With sketches assigned, Lee begins his process by asking what he calls the “obvious questions.”  These would include what time of day the sketch is meant to take place in, if the structure is located in a specific city and any other question that would help inform the look and style of what he’s designing.  Once he begins the design work, he has to be mindful of the handicaps affecting his game.  The primary “handicap” is the structure of the building where the studio is housed.  Originally created for radio programming, it is a challenge for designers to load in material and set pieces.   There are two sets of elevators and everything has to transform to the elevator’s specs prior to being assembled on the stage.  Lee recalled a classic car that was used in one piece nearly failing the elevator load in test.

“We picked it up from a kid on the street, and took it to a body shop where they removed the seats then cut the car in half,” said Lee. “It was a heavy piece that we weren’t going to get another chance with.  It made it into the elevator by half an inch.”

The set pieces are cleverly constructed to fit together quickly: set up for the sketches is generally completed in three minutes or less.  A group of stage hands helps in the load in.  Interestingly, many of the stage hands are the children of the original stage hands who worked on SNL 40 years ago.  Lee stays actively involved with the choices of every person brought into his department, and hires only those with the best attitude and temperament for the needs of the high pressure and fast pace.

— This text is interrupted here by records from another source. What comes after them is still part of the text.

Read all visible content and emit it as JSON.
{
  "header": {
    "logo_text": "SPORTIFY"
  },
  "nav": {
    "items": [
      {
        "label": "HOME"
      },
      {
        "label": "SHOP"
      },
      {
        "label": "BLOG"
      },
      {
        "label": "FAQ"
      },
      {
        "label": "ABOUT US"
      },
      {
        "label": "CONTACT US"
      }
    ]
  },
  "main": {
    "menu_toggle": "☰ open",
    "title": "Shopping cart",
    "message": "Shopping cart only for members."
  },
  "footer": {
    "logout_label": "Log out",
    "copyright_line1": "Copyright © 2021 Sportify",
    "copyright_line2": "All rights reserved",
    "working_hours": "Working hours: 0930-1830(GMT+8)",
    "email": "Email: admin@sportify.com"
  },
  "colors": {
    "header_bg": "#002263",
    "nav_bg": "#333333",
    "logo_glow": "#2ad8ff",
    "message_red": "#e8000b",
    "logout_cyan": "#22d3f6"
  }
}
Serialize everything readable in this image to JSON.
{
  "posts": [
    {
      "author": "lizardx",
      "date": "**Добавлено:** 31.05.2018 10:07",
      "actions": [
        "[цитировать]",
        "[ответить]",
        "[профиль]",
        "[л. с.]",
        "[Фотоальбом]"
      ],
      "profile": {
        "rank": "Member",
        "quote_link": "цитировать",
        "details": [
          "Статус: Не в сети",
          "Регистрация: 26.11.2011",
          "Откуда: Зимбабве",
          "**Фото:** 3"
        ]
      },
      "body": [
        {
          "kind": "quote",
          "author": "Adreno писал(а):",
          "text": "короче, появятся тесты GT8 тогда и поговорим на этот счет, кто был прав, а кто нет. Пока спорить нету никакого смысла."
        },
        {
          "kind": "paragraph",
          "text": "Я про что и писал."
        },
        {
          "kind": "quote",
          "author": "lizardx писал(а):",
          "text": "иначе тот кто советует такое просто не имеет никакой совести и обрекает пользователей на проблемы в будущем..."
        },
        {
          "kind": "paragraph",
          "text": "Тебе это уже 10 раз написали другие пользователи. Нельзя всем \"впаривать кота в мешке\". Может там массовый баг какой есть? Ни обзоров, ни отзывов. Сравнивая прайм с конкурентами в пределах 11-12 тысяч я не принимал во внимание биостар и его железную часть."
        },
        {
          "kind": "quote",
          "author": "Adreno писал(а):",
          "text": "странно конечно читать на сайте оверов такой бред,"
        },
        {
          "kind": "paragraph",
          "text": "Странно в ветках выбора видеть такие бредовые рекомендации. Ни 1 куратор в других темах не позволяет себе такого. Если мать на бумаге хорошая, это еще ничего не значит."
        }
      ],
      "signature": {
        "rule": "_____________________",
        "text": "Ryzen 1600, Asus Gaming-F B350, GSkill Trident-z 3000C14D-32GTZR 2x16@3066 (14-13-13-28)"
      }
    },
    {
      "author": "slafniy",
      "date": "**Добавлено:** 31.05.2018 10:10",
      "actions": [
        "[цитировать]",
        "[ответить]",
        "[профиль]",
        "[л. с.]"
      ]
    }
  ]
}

Also important to the design of any set on SNL is the color palette.  Creator Lorne Michaels prefers muted colors that allow the actors to consistently remain “at the front” of the sketch.  The production designers consistently balance authenticity in the production design with the requirements the producers place upon color and elements, such as refraining from the use of practicals in their designs.  Lee recalled a reproduction of Grand Central Station in which Michaels requested lights be removed from the back of the wall.  After Lee clearly illustrated the lights were highly recognizable fixtures in the location and necessary to the sketch, he was allowed to keep them in the design.

“Mr. Michaels doesn’t like the scenery to be the star,” said Lee.  “Light bulbs drive him crazy.”

During SNL’s hiatus, Lee is busy overseeing the set design for an upcoming revival of “Oklahoma” in Washington, DC.  Highly decorated for his theater work – Lee has three Tony awards for shows including “Candide, “”Sweeny Todd” and “Wicked” – Lee hold great joy for theaters, both in the designs he creates for the stage as well as working on preserving and restoring theater structures.  He’s even created seating design for the SNL stage.

“The seats had to be made.  No one expected the show would last – they thought it would just be around for a few days,” laughed Lee.

Up next is a massive stage design including video projection for an upcoming Seth Meyers special prior to return to SNL.  Lee sees his busy schedule as a natural extension of what makes him happiest.

“I am interested in all kinds of things, mostly in being happy,” said Lee.  “What else would I do?”